Francisco Pinto Balsemão: «O Partido está vivo. Há iniciativas, há gente nova que se interessa pela política»

06 de Maio de 2015

«O Partido está vivo. Há iniciativas, há gente nova que se interessa pela política»

Entrevista a Francisco Pinto Balsemão publicada na edição especial do Povo Livre, de 06 de Maio de 2015

É o militante número 1 do Partido Social Democrata. A expressão é mais do que uma formalidade. É também um reconhecimento do Partido que ajudou a fundar. Foi primeiro-ministro, sucedendo a Sá Carneiro; presidente do PSD e deputado da Ala Liberal; bateu-se pela Democracia antes sequer de esta andar nas bocas do povo. Defendeu uma Constituição melhor e mais justa (e as suas revisões). Bateu-se pela liberdade universal para a comunicação social e o direito fundamental do acesso à informação. A coragem que lhe reconhecemos nesses momentos históricos e a luta obstinada pelos ideais é a maior herança que deixa ao PSD e a Portugal. Foi um precursor no jornalismo em Portugal, primeiro fundando o “Expresso” em 1973, depois com o lançamento da primeira estação de televisão privada, a SIC, em 1992. Lidera o maior grupo privado de “media” em Portugal. Mas foi na qualidade de presidente da Comissão Coordenadora das Comemorações dos “40 anos do PSD, 40 anos de Democracia” que Francisco Pinto Balsemão recebeu o “Povo Livre” e a PSD@TV, no seu escritório, na Lapa, em Lisboa. Lá ao fundo, vê-se o rio Tejo e a Ponte 25 de Abril.

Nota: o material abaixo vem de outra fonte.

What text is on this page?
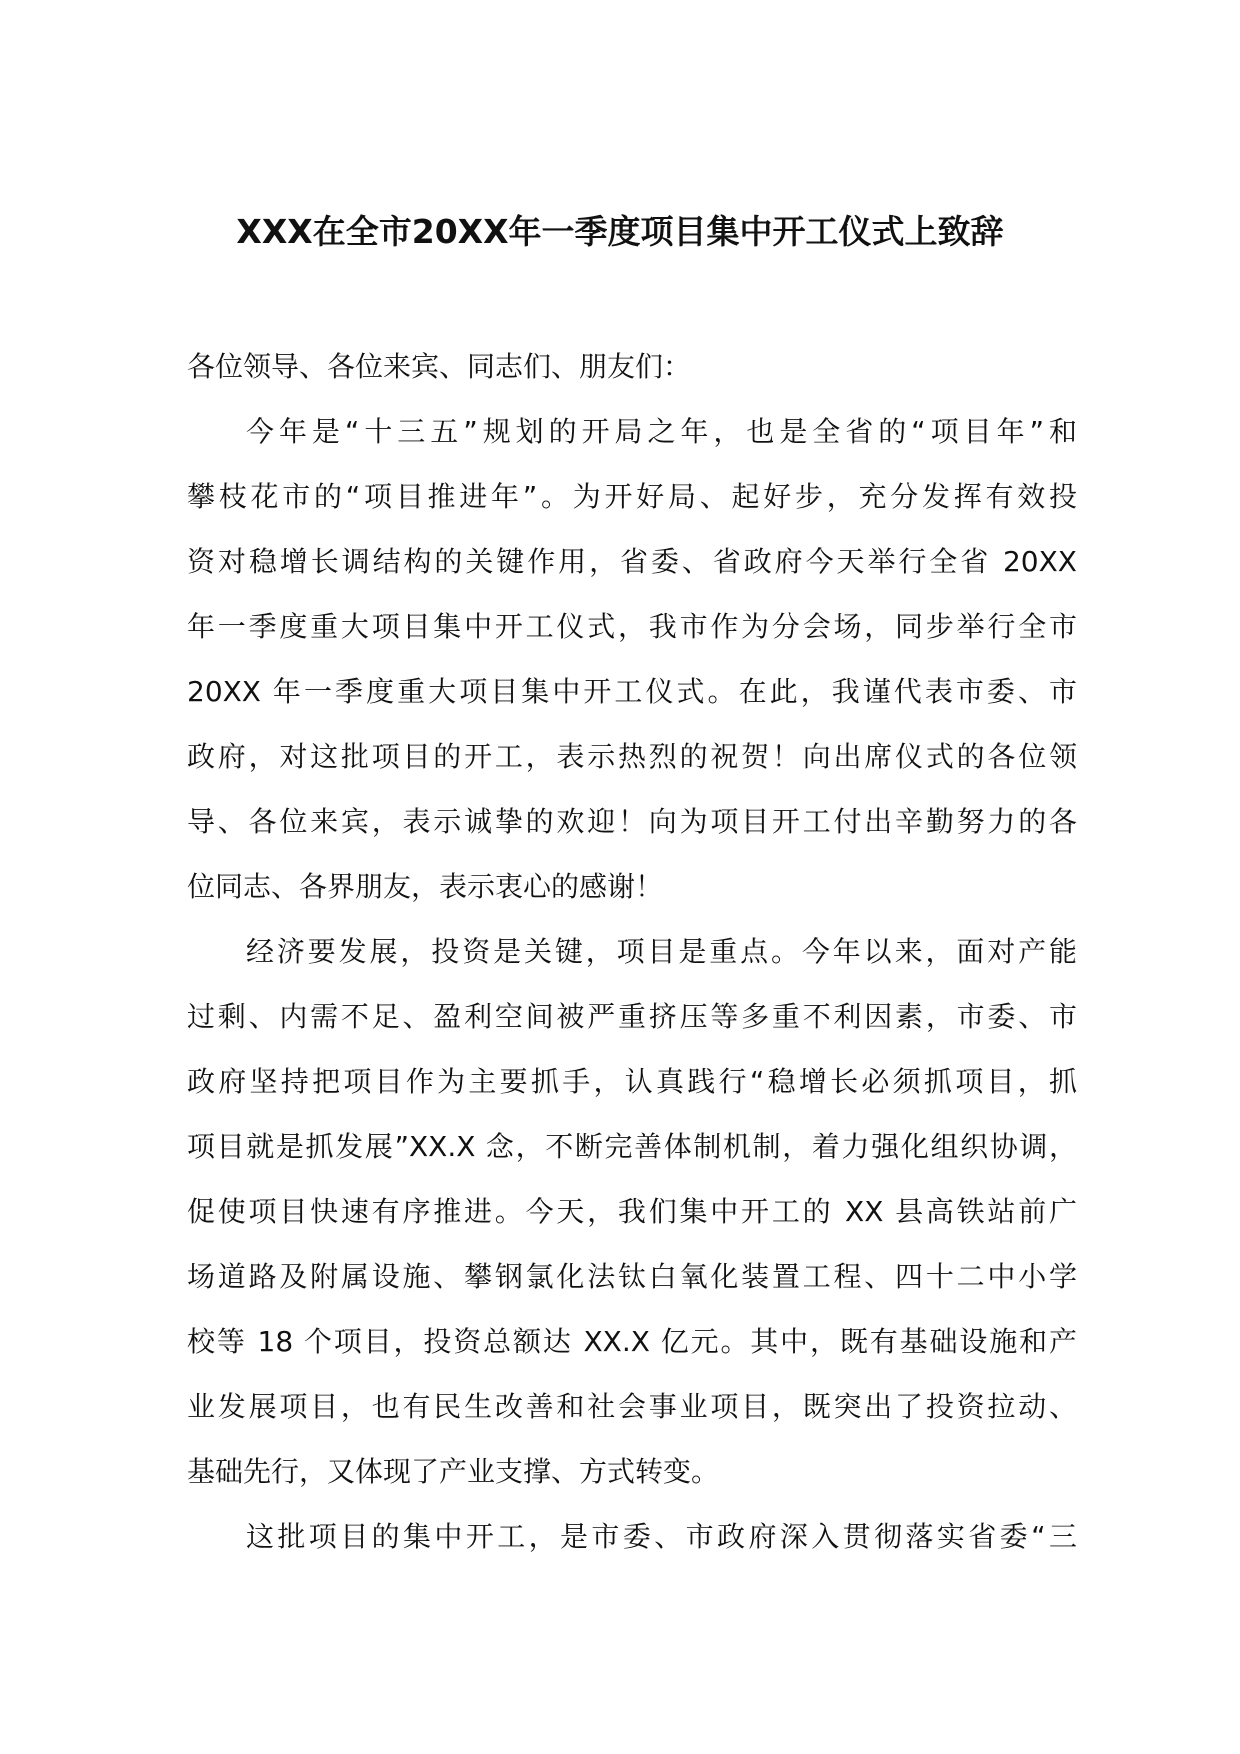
XXX在全市20XX年一季度项目集中开工仪式上致辞
各位领导、各位来宾、同志们、朋友们：
今年是“十三五”规划的开局之年，也是全省的“项目年”和
攀枝花市的“项目推进年”。为开好局、起好步，充分发挥有效投
资对稳增长调结构的关键作用，省委、省政府今天举行全省 20XX
年一季度重大项目集中开工仪式，我市作为分会场，同步举行全市
20XX 年一季度重大项目集中开工仪式。在此，我谨代表市委、市
政府，对这批项目的开工，表示热烈的祝贺！向出席仪式的各位领
导、各位来宾，表示诚挚的欢迎！向为项目开工付出辛勤努力的各
位同志、各界朋友，表示衷心的感谢！
经济要发展，投资是关键，项目是重点。今年以来，面对产能
过剩、内需不足、盈利空间被严重挤压等多重不利因素，市委、市
政府坚持把项目作为主要抓手，认真践行“稳增长必须抓项目，抓
项目就是抓发展”XX.X 念，不断完善体制机制，着力强化组织协调，
促使项目快速有序推进。今天，我们集中开工的 XX 县高铁站前广
场道路及附属设施、攀钢氯化法钛白氧化装置工程、四十二中小学
校等 18 个项目，投资总额达 XX.X 亿元。其中，既有基础设施和产
业发展项目，也有民生改善和社会事业项目，既突出了投资拉动、
基础先行，又体现了产业支撑、方式转变。
这批项目的集中开工，是市委、市政府深入贯彻落实省委“三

Como eram os momentos da fundação do PSD? Como surgiu a ideia de fundar um partido político?
Havia todo um “histórico” representado por aquilo que tínhamos feito e construído na Assembleia Nacional de então, em que aquele grupo de deputados designado de “Ala Liberal” acabou por vir a ser um pequeno partido de oposição dentro de um parlamento monolítico. Tínhamos apresentado vários projectos, entre os quais um de revisão constitucional, e alguns de nós – nomeadamente o Dr. Sá Carneiro – já tinham dito que se pudessem fundariam um partido de inspiração social-democrata. Leia-se “social-democrata” à semelhança do SPD alemão. Aparecendo o 25 de Abril, os acontecimentos precipitaram-se, foi preciso tomar posições muito rapidamente e o Dr. Sá Carneiro, numa entrevista que deu à RTP, anunciou a criação de um partido. 

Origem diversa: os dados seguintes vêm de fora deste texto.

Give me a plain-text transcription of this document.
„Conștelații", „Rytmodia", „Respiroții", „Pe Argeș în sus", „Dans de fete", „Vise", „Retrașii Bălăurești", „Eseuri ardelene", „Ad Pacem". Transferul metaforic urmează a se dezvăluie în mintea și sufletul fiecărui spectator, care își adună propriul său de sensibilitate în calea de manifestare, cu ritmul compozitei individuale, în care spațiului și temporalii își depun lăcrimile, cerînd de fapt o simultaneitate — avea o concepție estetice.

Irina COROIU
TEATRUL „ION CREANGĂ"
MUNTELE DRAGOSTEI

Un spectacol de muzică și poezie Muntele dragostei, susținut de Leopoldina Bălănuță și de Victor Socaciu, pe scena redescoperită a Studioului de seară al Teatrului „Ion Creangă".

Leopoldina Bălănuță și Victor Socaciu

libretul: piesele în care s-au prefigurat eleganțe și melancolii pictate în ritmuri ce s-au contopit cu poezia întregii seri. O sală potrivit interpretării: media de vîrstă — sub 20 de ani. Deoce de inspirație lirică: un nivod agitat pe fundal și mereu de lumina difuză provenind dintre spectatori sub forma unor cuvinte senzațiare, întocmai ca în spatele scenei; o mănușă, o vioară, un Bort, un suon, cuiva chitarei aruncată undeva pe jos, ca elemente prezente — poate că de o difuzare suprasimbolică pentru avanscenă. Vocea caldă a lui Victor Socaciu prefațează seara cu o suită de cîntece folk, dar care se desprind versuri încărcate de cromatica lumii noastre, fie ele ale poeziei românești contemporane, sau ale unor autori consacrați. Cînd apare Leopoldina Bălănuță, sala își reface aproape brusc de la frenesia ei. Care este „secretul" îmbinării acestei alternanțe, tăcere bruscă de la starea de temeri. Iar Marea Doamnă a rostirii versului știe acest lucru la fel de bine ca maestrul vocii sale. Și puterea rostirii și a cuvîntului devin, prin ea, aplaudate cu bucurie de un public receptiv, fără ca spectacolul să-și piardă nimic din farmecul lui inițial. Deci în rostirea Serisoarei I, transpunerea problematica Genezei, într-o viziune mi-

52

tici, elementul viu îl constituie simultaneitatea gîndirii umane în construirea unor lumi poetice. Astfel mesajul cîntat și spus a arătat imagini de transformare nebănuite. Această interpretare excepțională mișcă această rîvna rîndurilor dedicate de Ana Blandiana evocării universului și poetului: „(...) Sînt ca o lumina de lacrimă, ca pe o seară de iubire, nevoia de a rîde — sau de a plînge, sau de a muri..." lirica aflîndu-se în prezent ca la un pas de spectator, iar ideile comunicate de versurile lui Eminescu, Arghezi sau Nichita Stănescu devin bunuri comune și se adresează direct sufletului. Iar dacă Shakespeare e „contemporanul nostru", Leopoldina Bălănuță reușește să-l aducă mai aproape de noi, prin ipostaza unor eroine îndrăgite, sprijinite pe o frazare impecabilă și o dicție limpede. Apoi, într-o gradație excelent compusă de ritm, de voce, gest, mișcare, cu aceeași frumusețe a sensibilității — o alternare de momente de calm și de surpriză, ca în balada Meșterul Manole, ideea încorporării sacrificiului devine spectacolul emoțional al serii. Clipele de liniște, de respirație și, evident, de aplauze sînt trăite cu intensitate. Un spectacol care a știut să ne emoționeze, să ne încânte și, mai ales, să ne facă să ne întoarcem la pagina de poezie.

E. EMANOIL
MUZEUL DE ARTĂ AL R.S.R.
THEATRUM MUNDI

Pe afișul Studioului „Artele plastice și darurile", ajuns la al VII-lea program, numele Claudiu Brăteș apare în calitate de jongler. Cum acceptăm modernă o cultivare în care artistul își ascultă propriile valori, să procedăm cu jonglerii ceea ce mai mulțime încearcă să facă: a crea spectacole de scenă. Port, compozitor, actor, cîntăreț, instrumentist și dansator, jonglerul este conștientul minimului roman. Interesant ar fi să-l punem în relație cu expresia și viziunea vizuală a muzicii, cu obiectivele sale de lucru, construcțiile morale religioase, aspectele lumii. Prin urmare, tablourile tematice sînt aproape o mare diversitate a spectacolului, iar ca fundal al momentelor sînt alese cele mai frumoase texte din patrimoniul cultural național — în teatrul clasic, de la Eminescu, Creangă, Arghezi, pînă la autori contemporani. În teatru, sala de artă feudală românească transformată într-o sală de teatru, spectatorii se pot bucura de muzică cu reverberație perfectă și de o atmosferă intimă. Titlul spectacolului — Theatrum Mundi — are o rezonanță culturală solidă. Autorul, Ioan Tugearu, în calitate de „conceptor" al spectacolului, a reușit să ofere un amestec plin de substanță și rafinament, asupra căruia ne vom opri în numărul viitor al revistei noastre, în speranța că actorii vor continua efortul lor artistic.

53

Eu, no dia seguinte, dei também uma entrevista confirmando que o faríamos. O Partido foi anunciado a 6 de Maio, muito pouco tempo depois do 25 de Abril. Naquela altura não havia aqueles formalismos todos das assinaturas, etc. A legalização veio bastante mais tarde. Tivemos alguma dificuldade em encontrar o nome inicial. Como sabe, ficou Partido Popular Democrático, porque já havia pintados nas paredes dois partidos com nomes parecidos ao que queríamos: o Partido Social Democrata Independente e o Partido Cristão Social Democrata. Entendemos que isso ia criar a maior das confusões e tivemos de desistir numa primeira fase, chamando PPD ao futuro PSD. Fizemos um “brainstorming” como agora se diria por telefone com o Francisco Sá Carneiro, no Porto, e eu mais o Ruben Andresen Leitão e outras pessoas no meu gabinete no “Expresso”. Começámos a sugerir nomes e o Ruben, que era um grande intelectual, um grande escritor, saiu com Partido Popular Democrático. Eu transmiti para o Porto… e o Dr. Sá Carneiro gostou, eu também, e ficou assim.

«Aquele grupo de deputados designado de “Ala Liberal” acabou por vir a ser um pequeno partido de oposição dentro de um parlamento monolítico»

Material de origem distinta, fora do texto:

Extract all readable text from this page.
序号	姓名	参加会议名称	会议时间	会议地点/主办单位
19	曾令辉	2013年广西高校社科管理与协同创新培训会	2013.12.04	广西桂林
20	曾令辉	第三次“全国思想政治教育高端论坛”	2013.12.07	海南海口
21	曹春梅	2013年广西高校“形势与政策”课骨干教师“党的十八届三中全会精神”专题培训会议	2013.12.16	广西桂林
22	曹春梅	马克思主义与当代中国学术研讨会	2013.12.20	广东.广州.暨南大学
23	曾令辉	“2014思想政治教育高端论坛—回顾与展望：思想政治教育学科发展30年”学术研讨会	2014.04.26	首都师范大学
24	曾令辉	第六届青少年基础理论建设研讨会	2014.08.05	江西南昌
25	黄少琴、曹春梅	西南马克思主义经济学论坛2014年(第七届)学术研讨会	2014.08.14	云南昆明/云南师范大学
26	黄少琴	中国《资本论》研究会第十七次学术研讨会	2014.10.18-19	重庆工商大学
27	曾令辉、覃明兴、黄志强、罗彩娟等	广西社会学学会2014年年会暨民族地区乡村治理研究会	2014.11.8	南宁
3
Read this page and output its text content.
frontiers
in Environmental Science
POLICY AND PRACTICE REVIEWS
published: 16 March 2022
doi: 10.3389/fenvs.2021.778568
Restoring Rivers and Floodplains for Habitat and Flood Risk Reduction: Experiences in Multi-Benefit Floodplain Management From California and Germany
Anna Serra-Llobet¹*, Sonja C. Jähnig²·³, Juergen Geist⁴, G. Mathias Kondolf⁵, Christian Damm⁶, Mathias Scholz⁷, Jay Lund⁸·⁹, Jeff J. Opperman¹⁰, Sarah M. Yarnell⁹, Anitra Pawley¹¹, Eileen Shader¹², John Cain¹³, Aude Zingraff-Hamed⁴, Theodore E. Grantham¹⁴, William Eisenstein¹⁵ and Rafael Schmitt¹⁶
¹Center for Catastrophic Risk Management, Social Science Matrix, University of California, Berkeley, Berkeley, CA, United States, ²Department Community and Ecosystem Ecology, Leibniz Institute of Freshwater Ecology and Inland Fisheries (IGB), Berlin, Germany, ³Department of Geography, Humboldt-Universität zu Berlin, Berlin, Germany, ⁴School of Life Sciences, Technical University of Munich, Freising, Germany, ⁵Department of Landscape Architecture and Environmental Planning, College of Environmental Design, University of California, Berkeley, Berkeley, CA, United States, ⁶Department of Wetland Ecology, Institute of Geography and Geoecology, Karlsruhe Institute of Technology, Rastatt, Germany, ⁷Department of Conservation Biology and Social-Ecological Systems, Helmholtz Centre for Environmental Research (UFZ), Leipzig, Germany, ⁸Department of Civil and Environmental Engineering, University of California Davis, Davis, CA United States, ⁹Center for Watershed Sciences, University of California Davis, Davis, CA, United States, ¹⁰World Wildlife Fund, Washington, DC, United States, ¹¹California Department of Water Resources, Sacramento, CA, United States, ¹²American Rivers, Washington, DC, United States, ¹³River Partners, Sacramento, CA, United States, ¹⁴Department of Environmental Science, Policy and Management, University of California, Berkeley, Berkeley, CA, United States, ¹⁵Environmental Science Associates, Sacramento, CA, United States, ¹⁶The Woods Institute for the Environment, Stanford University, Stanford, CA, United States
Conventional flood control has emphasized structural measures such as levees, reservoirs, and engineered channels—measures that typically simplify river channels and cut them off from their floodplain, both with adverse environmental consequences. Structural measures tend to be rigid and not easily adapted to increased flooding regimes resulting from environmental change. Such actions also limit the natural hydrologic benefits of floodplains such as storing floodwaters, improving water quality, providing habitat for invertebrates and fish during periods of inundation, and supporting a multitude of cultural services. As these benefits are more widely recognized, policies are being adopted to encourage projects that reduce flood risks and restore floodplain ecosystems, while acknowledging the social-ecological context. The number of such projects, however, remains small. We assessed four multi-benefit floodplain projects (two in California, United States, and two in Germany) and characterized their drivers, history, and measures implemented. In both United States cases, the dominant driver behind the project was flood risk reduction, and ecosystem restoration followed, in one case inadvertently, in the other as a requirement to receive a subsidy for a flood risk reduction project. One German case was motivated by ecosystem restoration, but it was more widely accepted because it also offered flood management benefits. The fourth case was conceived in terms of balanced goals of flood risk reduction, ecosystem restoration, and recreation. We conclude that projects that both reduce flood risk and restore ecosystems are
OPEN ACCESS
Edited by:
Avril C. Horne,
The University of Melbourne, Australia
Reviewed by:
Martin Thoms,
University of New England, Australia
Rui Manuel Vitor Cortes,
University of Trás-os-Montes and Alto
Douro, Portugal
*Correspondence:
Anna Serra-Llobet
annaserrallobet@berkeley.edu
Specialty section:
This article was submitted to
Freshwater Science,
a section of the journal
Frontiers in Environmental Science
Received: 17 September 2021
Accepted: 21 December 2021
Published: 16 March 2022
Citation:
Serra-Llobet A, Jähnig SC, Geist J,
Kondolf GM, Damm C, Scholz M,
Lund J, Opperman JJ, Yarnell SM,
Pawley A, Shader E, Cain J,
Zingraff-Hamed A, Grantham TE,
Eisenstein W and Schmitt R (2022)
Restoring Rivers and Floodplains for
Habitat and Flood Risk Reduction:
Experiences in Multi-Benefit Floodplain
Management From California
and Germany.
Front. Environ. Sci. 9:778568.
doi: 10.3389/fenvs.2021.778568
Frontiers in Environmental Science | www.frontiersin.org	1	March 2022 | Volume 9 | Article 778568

Que comentário faz aos que entendem que o Partido mudou? 
Acho que o Partido mudou, com certeza, como também o País mudou e o mundo mudou. Mal de um partido que fique estagnado naquilo que era há 40 anos. Uma instituição é uma ideia e um empreendimento que se prolongam no tempo, além das pessoas que a cada momento a integram. E para se prolongar no tempo tem de se adaptar às circunstâncias. Há uma matriz social-democrata, há valores - a igualdade, a liberdade, a solidariedade. São valores eternos da social-democracia, mas a maneira como esses valores são interpretados, ou as medidas que se preconizam para tentar alcançá-los é que têm de ir variando conforme as circunstâncias. Por exemplo, há 40 anos não havia Internet e muito menos redes sociais. Temos de ter isso em conta.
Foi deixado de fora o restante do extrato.